Neither will the person who enthusiastically joins in various social activities organised by the Church find that this is faith enough when they are unable to attend through sickness or other difficulties. When it grows dark, and lonely, what is left for such a person to help them through the night?
Even throwing ourselves into activities and ministries is no substitute for faith. If the great activities of John Wesley left him empty and with a sense of hopelessness, then we must also consider our own spirituality. Is it also a matter of outward forms rather than an inner reality? That is perhaps less of a danger here among our humble circumstances. But it is possible to be a bishop, a priest, a busy and important layman, and yet to be doing things by the book rather than in the Spirit. John Wesley reached a point where he had to abandon all trust in his own resources and activities, and our own Orthodox Fathers teach us that we must do the same.
Indeed, Christ himself in this passage teaches us. The work of God is not found in attending services, or being always found at social events. It is not even found in great busyness of life, nor even in commitment to fasting and prayer. The work of God is to believe in Christ. Not to believe in things about Christ, but to trust in the divine Person of the Word of God incarnate. This is the beginning and the heart of the Christian life. We may be a great sinner, we may be lax in our spiritual lives, or easily overwhelmed by social trivia, but if we trust this Person, if he is someone we know and who knows us, then we have begun a new life with him and in him and all manner of spiritual growth and fruit becomes possible.
Let me urge you all, as the season of Lent approaches, to cast away all reliance on the forms of our Christian faith, useful and necessary they are, as if we could earn our salvation. Let us rather embrace Christ, desire to know Christ, seek earnestly to trust him more and more completely in every situation and circumstance, and having such trust, having such faith in him, let us then engage in the season of fasting with the spiritual tools we are given by the Church. With faith we will be able to take up the spiritual weapons of fasting and prayer and use them to his glory and for our salvation.

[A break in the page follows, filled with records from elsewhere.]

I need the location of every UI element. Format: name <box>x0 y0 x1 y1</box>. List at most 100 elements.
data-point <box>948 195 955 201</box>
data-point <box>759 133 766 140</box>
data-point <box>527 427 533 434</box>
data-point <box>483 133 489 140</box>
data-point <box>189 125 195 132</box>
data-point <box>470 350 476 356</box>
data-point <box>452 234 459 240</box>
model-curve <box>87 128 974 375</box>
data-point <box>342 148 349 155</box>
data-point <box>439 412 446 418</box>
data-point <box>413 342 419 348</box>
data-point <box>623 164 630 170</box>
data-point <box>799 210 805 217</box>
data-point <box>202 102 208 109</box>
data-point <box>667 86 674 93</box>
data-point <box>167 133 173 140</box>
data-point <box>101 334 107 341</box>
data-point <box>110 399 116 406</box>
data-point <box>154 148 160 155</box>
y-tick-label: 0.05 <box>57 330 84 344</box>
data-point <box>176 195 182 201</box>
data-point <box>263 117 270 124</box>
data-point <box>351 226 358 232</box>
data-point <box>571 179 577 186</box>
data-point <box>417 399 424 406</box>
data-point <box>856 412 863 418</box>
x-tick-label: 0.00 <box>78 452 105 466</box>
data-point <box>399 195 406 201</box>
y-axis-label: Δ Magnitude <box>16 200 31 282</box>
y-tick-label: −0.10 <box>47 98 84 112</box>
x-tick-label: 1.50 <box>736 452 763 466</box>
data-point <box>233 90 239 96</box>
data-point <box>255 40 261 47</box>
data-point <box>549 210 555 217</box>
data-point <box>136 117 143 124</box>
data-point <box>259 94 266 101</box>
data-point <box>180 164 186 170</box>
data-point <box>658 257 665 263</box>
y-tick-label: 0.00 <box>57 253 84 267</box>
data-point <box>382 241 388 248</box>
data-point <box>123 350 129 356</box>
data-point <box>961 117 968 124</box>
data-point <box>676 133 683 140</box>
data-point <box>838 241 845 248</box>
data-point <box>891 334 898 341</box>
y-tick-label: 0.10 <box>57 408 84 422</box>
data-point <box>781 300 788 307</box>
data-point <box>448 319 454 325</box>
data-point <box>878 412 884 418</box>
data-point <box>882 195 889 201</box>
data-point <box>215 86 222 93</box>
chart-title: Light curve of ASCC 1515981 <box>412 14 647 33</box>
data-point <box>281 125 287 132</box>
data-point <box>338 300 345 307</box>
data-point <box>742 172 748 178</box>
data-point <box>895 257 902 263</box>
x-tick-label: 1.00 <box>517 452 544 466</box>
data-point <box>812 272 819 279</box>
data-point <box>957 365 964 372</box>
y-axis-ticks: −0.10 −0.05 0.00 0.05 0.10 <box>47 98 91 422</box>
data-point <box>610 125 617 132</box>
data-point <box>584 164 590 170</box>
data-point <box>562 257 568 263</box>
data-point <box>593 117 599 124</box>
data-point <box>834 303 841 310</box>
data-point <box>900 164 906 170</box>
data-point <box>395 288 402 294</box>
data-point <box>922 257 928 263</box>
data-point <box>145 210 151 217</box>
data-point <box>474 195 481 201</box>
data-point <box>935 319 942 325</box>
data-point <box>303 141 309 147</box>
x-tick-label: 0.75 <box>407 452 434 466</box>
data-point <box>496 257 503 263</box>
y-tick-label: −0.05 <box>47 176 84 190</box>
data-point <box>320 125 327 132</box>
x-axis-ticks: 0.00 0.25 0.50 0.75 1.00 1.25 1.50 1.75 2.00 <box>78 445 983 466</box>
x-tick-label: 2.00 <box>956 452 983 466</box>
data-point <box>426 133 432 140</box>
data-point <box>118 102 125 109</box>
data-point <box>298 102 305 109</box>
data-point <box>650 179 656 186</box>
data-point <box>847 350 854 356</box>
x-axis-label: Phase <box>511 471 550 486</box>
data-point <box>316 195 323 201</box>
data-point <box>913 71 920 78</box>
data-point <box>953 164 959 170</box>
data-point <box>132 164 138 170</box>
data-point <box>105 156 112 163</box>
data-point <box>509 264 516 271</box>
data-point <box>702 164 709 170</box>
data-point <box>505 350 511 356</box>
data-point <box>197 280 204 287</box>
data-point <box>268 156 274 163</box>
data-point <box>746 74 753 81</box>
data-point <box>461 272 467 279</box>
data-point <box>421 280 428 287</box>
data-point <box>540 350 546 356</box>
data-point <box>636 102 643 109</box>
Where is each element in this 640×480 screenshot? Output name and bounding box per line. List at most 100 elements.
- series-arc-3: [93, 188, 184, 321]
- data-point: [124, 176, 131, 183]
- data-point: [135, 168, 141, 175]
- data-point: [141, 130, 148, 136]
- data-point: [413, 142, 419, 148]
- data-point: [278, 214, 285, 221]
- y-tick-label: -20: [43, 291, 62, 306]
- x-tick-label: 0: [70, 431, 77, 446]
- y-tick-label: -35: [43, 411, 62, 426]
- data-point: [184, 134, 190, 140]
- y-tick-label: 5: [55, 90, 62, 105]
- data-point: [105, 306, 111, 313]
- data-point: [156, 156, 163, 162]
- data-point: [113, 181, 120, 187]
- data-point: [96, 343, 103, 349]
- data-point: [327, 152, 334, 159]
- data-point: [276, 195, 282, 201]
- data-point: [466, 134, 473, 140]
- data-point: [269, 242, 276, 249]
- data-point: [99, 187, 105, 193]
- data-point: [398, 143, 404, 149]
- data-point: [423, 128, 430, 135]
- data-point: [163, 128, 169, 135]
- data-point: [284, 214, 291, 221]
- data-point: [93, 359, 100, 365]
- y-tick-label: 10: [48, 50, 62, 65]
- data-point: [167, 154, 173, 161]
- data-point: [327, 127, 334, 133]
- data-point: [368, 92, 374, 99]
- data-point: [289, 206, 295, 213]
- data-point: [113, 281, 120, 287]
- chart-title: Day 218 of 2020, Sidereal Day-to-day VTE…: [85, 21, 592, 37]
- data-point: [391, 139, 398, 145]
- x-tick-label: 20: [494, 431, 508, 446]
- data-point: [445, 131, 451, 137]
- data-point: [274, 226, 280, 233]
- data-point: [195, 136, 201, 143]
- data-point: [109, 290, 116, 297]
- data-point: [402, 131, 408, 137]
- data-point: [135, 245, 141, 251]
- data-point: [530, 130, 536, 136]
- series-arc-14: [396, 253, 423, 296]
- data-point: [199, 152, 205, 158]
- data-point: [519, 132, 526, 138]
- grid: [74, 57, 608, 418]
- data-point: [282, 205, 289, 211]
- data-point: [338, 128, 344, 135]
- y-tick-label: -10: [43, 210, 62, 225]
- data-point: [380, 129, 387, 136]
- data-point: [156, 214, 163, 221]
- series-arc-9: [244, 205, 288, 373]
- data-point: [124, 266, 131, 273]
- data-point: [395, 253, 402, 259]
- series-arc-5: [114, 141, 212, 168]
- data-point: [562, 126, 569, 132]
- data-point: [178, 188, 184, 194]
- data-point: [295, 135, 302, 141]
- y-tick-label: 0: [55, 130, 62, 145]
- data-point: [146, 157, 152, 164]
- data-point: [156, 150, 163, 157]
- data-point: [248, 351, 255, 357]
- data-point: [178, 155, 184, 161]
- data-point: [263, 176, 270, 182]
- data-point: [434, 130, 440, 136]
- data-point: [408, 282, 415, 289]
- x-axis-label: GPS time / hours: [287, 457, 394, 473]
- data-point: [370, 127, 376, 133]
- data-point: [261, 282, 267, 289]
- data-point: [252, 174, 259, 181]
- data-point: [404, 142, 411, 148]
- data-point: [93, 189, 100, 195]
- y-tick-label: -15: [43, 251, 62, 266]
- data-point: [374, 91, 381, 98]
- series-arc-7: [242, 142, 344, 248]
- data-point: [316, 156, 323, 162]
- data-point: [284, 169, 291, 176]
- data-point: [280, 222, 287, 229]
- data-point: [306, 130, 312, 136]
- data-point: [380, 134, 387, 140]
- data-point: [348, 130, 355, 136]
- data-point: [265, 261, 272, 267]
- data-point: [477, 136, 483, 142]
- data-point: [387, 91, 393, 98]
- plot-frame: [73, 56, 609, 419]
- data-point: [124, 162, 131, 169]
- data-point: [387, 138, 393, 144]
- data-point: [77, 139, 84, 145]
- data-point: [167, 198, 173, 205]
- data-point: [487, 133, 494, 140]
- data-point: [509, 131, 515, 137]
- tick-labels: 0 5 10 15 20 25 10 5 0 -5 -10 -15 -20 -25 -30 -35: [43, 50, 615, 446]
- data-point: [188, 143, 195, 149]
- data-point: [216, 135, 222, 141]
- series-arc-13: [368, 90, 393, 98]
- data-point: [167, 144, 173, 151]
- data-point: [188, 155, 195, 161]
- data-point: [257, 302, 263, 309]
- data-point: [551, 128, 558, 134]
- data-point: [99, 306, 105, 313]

If we do not act in faith, then we will be like those followers of Christ who ate the food he gave but wandered away when the going got tough. If we have faith, if we have trust in Christ as our Lord and Saviour and friend, then we will have the confidence and courage to persevere and will find this Lent a season of blessing.
May it be so for all of us. May we find life in Christ, looking always to him, rather than to the things he gives, and not allowing the structures and forms of our Christian life to become substitutes for a lasting faith in Him.
To the Glory of God, the Father, the Son and the Holy Spirit. Amen.